The King is angry, not because of the servant’s debt and his inability to repay the debt, but because the servant was unwilling to show mercy despite being shown phenomenal mercy.
So what’s the lesson of this parable? The moral of the story?
So also my heavenly Father will do to every one of you, if you do not forgive your brother from your heart.”
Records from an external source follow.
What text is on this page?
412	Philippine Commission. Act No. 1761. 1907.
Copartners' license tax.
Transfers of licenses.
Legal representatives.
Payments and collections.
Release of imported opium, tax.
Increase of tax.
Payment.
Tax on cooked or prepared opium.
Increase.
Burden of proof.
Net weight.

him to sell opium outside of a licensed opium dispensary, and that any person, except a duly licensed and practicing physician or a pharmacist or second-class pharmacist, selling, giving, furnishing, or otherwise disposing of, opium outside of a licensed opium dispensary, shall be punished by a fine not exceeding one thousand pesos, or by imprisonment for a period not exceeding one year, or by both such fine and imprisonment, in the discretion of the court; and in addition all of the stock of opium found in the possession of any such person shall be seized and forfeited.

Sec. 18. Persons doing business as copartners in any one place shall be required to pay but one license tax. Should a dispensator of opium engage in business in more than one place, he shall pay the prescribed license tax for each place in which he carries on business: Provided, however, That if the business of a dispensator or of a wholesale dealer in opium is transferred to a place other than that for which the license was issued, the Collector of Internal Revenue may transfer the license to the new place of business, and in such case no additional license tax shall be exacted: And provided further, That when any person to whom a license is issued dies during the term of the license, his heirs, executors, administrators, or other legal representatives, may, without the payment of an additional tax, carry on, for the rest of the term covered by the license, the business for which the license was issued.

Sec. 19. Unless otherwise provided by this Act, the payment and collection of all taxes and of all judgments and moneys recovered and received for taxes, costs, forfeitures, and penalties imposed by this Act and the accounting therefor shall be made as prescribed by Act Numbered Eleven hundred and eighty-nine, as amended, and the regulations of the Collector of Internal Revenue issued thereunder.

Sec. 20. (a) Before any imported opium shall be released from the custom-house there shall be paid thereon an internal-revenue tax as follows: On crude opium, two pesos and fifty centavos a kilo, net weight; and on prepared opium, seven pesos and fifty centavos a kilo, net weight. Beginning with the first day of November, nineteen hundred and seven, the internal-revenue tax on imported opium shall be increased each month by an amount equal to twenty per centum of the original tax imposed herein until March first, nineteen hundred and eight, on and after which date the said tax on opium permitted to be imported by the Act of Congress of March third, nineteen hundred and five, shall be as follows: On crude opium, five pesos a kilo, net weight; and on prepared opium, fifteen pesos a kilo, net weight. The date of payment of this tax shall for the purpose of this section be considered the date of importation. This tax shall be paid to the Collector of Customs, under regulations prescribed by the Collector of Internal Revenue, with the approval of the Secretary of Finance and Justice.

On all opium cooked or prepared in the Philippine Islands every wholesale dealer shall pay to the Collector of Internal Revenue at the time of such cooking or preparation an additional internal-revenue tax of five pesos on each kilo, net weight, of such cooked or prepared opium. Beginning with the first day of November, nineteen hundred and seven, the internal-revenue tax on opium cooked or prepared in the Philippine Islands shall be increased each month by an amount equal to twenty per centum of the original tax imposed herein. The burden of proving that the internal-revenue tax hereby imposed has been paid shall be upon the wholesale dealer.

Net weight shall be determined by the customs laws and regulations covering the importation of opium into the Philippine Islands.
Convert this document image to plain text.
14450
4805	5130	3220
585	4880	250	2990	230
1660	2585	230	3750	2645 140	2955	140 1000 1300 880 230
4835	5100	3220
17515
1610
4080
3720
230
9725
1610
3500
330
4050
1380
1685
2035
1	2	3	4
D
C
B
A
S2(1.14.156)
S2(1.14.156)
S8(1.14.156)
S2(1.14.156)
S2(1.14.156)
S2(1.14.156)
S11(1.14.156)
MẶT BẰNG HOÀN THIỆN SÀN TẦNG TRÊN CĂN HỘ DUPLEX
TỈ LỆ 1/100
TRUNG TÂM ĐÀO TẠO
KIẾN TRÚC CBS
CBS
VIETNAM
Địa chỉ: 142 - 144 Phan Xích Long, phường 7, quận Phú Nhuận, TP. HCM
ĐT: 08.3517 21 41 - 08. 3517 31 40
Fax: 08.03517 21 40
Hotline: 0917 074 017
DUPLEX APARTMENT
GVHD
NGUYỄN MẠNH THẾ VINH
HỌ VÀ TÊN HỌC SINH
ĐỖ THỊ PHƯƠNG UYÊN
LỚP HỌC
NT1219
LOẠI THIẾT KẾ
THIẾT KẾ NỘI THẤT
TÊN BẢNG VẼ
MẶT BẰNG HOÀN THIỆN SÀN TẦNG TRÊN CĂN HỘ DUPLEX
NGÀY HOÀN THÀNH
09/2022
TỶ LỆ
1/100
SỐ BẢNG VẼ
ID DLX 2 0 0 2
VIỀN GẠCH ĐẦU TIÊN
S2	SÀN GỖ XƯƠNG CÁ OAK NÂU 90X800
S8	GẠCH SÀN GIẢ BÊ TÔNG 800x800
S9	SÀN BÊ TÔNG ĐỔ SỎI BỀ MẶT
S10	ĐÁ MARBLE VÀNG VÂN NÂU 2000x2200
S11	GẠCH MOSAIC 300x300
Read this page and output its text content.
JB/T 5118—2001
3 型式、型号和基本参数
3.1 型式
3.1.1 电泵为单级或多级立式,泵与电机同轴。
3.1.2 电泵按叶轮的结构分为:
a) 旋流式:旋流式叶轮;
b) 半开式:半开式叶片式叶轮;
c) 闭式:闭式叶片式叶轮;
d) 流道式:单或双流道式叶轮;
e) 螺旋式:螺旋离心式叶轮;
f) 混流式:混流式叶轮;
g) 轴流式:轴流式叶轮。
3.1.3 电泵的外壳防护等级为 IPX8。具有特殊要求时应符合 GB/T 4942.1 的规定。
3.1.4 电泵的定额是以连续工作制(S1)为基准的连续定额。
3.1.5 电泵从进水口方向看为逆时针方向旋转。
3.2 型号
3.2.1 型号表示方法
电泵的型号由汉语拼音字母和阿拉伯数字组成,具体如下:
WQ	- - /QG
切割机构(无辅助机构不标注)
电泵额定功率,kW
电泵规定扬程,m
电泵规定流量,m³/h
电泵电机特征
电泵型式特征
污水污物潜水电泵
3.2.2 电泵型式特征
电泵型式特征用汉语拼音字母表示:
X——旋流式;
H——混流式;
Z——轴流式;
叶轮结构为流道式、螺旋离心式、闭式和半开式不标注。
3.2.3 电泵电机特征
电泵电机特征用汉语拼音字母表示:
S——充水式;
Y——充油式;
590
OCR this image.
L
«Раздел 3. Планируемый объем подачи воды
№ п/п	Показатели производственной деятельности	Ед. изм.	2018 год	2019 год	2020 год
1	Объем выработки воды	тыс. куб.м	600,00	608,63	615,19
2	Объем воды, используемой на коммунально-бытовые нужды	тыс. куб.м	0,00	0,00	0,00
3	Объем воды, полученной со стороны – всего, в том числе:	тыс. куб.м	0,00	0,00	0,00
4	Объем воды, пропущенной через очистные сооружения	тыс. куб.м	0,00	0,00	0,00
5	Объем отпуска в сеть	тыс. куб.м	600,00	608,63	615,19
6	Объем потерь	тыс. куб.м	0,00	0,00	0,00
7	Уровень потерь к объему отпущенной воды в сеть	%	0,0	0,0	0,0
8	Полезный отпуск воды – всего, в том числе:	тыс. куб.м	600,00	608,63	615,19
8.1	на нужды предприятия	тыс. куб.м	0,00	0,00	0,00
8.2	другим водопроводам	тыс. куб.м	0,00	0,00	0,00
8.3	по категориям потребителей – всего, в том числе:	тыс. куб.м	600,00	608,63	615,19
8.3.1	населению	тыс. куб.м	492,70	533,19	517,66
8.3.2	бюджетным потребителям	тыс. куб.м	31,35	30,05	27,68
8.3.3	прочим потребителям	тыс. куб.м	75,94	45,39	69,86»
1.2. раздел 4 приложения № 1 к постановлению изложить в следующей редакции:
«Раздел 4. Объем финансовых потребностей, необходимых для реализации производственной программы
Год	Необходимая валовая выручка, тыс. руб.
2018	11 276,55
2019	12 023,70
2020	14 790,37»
This whole Gospel lesson started with Jesus teaching how we are to deal with someone – a brother or sister, someone we feel close to – who betrays us, who fails us, who falls short of what we expect or needed from them. Jesus says we should go and talk to them and try to restore the brotherly or sisterly or neighborly relationship with them – a relationship with they broke or betrayed or denied. They broke the relationship, but Jesus said, our response should be that we will try to fix it. We don’t go to them to condemn and criticize them and vent our wrath. We go to restore a relationship, to seek reconciliation.
The Apostle Peter then asked Jesus a reasonable question – how often do we need to try to reconcile with someone who betrays us, or fails us or disappoints us, or sins against us – 7 times? Jesus replied to that saying not 7 but 70 times seven times.
But even that exaggerated number doesn’t do justice to describing the mercifulness of God. For then Jesus tells us this parable of the unforgiving servant – a man who is so far in debt he will never ever be able to repay all that has been given to him, even if he had 3000 lifetimes to do it.
Love is not based in mathematical logic or reason. If we focus on “reasonable” questions, we won’t choose to love as Jesus tells us to.
We do not have to pay for our sins, Christ has already done that. The debt for our trespasses has been paid in full. Forgiveness was given to us with a huge price paid by God, but we didn’t pay that price. God didn’t simply cancel our debt, He paid for it in His own blood. Unlike the king in the parable who simply cancelled the debt, zeroed it out and wrote it off as if it never existed. Our God chooses to pay for our sins, our debt, our trespasses. He could simply forgive us because He is so rich in mercy, yet instead He pays for it with His death on the cross! He chooses to suffer for us. NO cheap grace here. No cancelling of a debt with no consequences for the debt. God shows His absolute love and grace for us in choosing to suffer and die for us. By His resurrection He shows the debt is cancelled and can never be reinstated no matter how much more we sin, trespass, get in debt. This is why grace is so amazing.
God not only gives us all we need for salvation and eternal life – God pays for it. He doesn’t give us something that doesn’t cost Him anything. God pays with His life that we might be forgiven and enter into His Kingdom.
All God asks from us is that we forgive one another, show mercy to one another, be patient with one another, defer our anger for as long as it takes us to get over it.